In themselves, the three metaphors that Jesus uses are crystal clear: Peter will be the rocky foundation on which he will build the edifice of the Church; he will have the keys of the Kingdom of Heaven to open or close it to people as he sees fit; lastly, he will be able to bind or to loose, in the sense of establishing or prohibiting whatever he deems necessary for the life of the Church.

It is always Christ's Church…This pre-eminent position that Jesus wanted to bestow upon Peter is also encountered after the Resurrection (Mk 16:7; Jn 20:2.4-6)… Then, Peter was to be the first witness of an appearance of the Risen One (cf. Lk 24: 34; I Cor 15: 5). His role, decisively emphasized (cf. Jn 20: 3-10), marks the continuity between the pre-eminence he had in the group of the Apostles and the pre-eminence he would continue to have in the community born with the paschal events…
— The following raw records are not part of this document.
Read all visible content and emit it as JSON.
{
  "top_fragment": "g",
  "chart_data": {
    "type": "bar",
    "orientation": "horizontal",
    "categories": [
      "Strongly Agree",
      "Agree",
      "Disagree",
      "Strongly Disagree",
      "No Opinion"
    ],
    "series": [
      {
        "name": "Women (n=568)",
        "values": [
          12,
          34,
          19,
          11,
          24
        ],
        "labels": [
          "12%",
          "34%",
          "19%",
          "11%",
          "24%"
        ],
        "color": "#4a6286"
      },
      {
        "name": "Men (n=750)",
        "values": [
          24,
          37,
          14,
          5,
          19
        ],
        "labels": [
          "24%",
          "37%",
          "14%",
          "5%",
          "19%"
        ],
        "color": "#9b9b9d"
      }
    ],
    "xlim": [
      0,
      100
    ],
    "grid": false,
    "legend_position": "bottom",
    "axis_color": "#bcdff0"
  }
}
Moreover, the fact that several of the key texts that refer to Peter can be traced back to the context of the Last Supper, during which Christ conferred upon Peter the ministry of strengthening his brethren (cf. Lk 22: 31ff.)…

This contextualization of the Primacy of Peter at the Last Supper, at the moment of the Institution of the Eucharist, the Lord's Pasch, also points to the ultimate meaning of this Primacy: Peter must be the custodian of communion with Christ for all time. He must guide people to communion with Christ; he must ensure that the net does not break (Jn 21:11), and consequently that universal communion endures. Only together can we be with Christ, who is Lord of all.

Thus, Peter is responsible for guaranteeing communion with Christ with the love of Christ, guiding people to fulfil this love in everyday life. Let us pray that the Primacy of Peter, entrusted to poor human beings, will always be exercised in this original sense as the Lord desired, and that its true meaning will therefore always be recognized by the brethren who are not yet in full communion with us."